Bratko Bibic – acordeom, gaita, órgão Faninger, voz. Bogo Pecnikar – clarinete, ocarina, voz. Boris Romih – guitarra elétrica, guitarra acústica, percussão, voz. Nino de Gleria – baixo elétrico, contrabaixo, voz. Ales Rendla – bateria, violino, congas.


Faixas:

1. Romanticna - 4:29
2. Pjanska - 3:09
3. Bo Ze (Ce Bo) - 4:11
4. Cosa Nostra - 7:10
5. Narodna / Kmetska - 5:51
6. Cocn Rolla - 5:31
7. Zvizgovska - 5:00
8. Jo di di Jo - 0:25
9. Tazadnatanova - 8:22


Begnagrad - Konzert For a Broken Dance (1982)

Por Lindhorst

Uma das características mais fascinantes do chamado Rock in Opposition é sua capacidade ímpar de absorver não apenas formações de diferentes partes do mundo, mas sobretudo de integrar tradições musicais autóctones no âmbito da música de vanguarda. Desde o início do movimento, bandas como Univers Zero (Bélgica), Samla Mammas Manna (Suécia) ou Stormy Six (Itália) trabalharam, com extraordinários resultados artísticos, texturas sonoras de seus países num contexto 'avant-garde'; o mesmo ocorre com o trabalho desta banda eslovena que agora iremos examinar.

O Begnagrad iniciou suas atividades em 1976 na cidade de Ljubljana, capital da Eslovênia; seu primeiro disco, intitulado Tastare (gravado em 1977-78, mas lançado apenas em 1992), mapeia o trabalho desenvolvido pelo grupo entre 76 e 78, se caracterizando por uma sonoridade complexa e melódica, com farta presença de elementos da música folclórica eslovena, numa abordagem que lembra bastante os álbuns do Samla Mammas Manna e do Stormy Six.

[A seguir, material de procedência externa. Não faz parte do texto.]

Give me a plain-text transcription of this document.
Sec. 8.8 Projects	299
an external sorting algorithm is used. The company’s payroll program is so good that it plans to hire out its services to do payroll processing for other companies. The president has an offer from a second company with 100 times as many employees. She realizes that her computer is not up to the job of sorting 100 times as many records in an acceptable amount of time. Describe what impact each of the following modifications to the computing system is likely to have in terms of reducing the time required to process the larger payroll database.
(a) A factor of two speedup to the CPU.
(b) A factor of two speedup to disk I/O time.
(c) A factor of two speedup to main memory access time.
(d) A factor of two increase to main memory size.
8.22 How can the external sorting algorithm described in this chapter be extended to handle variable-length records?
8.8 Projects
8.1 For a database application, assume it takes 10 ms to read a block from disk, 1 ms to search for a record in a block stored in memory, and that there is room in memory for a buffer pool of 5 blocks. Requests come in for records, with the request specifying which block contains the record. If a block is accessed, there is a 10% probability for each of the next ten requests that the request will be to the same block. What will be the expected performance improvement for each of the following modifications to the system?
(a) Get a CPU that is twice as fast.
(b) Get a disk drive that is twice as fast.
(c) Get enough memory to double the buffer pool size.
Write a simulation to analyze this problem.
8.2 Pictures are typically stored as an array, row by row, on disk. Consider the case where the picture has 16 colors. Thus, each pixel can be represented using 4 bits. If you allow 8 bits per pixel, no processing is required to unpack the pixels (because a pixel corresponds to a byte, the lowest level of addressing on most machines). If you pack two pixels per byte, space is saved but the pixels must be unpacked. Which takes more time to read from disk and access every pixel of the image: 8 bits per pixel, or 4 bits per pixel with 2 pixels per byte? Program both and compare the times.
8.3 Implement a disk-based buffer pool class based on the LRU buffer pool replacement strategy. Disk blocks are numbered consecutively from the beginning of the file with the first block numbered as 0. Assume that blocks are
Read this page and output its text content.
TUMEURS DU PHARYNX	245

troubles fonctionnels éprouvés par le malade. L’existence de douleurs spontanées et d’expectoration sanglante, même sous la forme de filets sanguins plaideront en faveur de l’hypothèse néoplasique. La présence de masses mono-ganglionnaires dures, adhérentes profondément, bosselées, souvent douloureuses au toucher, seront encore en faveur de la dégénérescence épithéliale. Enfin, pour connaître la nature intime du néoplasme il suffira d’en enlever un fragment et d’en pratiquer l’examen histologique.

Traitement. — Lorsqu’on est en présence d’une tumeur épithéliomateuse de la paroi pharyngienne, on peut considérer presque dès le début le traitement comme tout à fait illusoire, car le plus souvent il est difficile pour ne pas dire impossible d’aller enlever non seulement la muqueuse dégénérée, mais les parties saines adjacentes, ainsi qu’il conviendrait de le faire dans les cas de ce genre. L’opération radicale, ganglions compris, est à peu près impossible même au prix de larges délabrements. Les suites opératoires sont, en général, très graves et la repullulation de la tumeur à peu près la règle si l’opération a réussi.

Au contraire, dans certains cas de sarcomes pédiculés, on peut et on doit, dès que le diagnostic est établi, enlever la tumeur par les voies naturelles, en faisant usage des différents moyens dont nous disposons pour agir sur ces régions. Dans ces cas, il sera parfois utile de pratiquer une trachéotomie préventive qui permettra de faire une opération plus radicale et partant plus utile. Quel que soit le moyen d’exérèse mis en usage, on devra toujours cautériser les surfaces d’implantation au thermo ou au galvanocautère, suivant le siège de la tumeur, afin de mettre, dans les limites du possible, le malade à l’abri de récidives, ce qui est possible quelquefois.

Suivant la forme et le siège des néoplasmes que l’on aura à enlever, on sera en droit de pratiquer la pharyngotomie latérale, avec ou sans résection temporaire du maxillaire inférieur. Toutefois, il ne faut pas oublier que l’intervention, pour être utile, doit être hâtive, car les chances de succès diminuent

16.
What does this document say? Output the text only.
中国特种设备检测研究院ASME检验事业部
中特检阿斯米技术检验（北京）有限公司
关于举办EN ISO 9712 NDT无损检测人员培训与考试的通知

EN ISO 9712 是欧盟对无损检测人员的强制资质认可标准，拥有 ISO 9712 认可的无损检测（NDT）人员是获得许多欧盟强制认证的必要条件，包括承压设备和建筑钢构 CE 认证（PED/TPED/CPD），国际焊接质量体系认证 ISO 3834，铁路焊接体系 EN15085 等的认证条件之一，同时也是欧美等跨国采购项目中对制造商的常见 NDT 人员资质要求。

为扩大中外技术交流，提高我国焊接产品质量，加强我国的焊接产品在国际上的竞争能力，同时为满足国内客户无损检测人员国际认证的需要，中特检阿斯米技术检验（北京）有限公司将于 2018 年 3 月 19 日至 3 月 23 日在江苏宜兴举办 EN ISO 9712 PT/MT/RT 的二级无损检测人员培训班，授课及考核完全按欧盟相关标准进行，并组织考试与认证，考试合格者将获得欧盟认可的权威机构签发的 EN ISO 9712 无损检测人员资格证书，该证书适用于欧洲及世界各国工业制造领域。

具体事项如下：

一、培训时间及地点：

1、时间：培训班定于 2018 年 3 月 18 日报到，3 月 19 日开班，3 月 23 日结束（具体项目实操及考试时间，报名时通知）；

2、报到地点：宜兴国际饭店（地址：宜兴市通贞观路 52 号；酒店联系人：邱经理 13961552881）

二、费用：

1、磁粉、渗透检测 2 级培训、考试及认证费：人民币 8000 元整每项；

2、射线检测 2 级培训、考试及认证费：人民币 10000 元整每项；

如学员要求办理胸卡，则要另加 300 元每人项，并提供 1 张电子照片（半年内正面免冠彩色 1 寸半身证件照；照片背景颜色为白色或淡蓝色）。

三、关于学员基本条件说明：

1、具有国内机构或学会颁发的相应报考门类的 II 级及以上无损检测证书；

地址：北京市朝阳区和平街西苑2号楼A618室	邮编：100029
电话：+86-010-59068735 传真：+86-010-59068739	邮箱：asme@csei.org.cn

Todavia, em Konzert For a Broken Dance (lançado originalmente na Eslovênia em 1982, pela gravadora local Zalozba), percebem-se nítidas mudanças: a banda ganha bastante em peso e agressividade, com fortes traços de free-jazz e música erudita contemporânea, num contexto que se aproxima dos trabalhos mais radicais do Henry Cow. Os elementos étnicos continuam tendo ampla e significativa presença, mas agora inseridos num contexto sombrio e muito mais complexo. Uma instrumentação mais elétrica, com guitarras distorcidas e bateria, contribui para uma atmosfera algo caótica, numa curiosa mescla com o caráter celebratório e espirituoso da tradição musical balcânica.

O disco abre em alta voltagem com a stravinskiana 'Romanticna', que se caracteriza por um intrincado dueto de clarinete e acordeom, emoldurado por uma bateria descompassada e golpes percussivos de contrabaixo; seguimos com 'Pjanska', bem agressiva, que principia numa atmosfera frenética e espirituosa e evolui numa caótica levada de free-jazz, acabando por desembocar num velocíssimo solo combinado de clarinete e bateria; a terceira faixa, 'Bo Ze (Ce Bo)', transfigura o contexto de uma etílica festa camponesa, com muitos ruídos desconexos, irônicas intervenções vocais e um rítmo fragmentário; a ambiência etílica pemanece em 'Cosa Nostra', só que agora num registro mais sombrio e pesado, de ressonância bartokiana, com destaques para o acordeom de Bibic e o contrabaixo de Gleria, ambos ótimos; a orgia campestre prossegue, cada vez mais ensandecida e violenta, nas duas músicas seguintes: 'Narodna / Kmetska' se caracteriza por súbitas e inusitadas mudanças de andamento, com magníficas tramas de sopros, acordeom e vocais alucinados, enquanto 'Cocn Rolla', mais turbulenta, explode na violência rítmica da bateria de Rendla e na potência da guitarra maníaca de Romih. O clima torna-se mais suave na sétima faixa, 'Zvizgovska', com belos arpejos de guitarra acústica, sofisticadas harmonias de assovios e o sempre marcante acordeom de Bibic. 'Jo di di Jo', uma breve vinheta vocal em clima tirolês, prepara o terreno para a fantástica música de encerramento, 'Tazadnatanova': em seus 5 minutos iniciais, o Begnagrad nos presenteia com um magnífico tema fusion, com grandes passagens de sopros e bateria, tema esse que irá se transformar, nos 3 minutos finais, em mais uma lisérgica e caótica festança celebratória destes campônios pós-modernos da Eslovênia.

Em suma: Konzert For a Broken Dance é uma obra-prima, uma fusão sublime entre a genial psicose vanguardista do R.I.O e um sério trabalho de recuperação das tradições musicais centro-européias, numa eloquente e autêntica demonstração de como o velho e o novo podem se conjugar para estabelecer o ETERNO.